We lived in an uncertain world, and we lived in an earthquake zone. The earth was overloaded, dying. I had agreed, long ago, and I was not the kind of person to go back on my word.
“I want a baby,” I said.
“I can’t,” he said.
The earth quivered and I felt the fault line, the earth separating between us.
~
When I was growing up, we had a lion skin in a burlap bag in our basement, stored in rock salt, waiting for some day when my parents had the energy to get to the taxidermist; waiting on the list with the other things that never got done: the small hole in the living room plaster where Mom had uninstalled a heater, the lacy film of charcoal black mildew in the corner of the laundry room. After the animal died of a burst uterus, Dad had asked for the skin. I’d go down the stairs in the dark (no turning on the light) and scare myself into creeping forward until I touched it, the long dry hair, the rough sack, chunks of salt.
If I had the baby, I would be a mother, a single mother. I would leave my father’s pretty house. Move to solid earth in a city far away from San Andreas and live in a highrise on a foundation of bedrock where the things I loved would not rise up shaking and stomping. No animals would speak to me. If they spoke, I wouldn’t listen.

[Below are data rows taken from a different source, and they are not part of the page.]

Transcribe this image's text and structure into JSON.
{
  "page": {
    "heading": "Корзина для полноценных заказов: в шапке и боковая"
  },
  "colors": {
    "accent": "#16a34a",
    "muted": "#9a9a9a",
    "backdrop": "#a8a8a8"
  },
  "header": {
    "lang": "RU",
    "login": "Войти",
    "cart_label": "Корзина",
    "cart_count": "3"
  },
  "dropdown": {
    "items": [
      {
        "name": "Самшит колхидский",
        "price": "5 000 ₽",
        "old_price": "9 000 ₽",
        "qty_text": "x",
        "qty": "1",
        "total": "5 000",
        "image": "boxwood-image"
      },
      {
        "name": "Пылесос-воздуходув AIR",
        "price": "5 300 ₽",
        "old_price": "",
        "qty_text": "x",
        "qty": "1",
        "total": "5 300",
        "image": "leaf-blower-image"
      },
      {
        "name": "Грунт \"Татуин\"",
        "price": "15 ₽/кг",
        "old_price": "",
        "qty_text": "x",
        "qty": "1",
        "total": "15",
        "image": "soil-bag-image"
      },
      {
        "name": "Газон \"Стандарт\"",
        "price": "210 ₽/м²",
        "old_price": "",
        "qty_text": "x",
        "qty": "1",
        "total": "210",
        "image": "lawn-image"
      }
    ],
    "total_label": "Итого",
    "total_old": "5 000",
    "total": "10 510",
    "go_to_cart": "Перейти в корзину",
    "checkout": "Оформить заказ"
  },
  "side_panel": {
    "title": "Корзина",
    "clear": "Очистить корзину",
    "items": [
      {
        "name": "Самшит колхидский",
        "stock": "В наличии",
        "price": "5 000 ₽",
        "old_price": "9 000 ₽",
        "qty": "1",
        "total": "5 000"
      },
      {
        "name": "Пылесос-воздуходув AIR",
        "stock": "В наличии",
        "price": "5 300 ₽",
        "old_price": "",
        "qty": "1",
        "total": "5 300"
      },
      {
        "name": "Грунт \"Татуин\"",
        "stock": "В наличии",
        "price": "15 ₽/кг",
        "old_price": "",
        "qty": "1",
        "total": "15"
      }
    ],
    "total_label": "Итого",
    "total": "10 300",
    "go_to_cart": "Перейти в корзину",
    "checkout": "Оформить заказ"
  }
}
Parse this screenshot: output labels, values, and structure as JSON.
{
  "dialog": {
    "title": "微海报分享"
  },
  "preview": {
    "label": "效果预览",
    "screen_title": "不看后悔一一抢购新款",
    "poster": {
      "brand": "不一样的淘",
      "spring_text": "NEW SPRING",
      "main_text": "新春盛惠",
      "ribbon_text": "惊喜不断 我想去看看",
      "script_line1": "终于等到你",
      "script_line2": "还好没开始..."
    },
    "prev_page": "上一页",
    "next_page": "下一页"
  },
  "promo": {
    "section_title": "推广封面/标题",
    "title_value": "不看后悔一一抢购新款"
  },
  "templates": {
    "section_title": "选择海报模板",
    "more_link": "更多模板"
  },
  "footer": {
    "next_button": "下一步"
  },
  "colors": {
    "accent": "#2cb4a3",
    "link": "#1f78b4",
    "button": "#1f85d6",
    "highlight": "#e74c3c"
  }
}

The night listened to me. The world tensed for the big one. The cat down the street with grey eyes whispered, “Get out now, get out, get out,” and dogs howled in fear. Across the city, the elephants roared. A raccoon crept from the trees toward the window where I stood and looked at me through the glass, wanting my arms. Catfish in Spitfire Creek woke in the dark and jumped to dry land. In the zoo, I heard later, a tiger leapt into the buffalo enclosure and curled consoling around a calf till dawn, waiting for the shake.
But the earth of San Andreas stayed put. The only movement was inside me, a tectonic shift, a long slow roll.
—–
“San Andreas” first appeared in Scrivener Creative Review.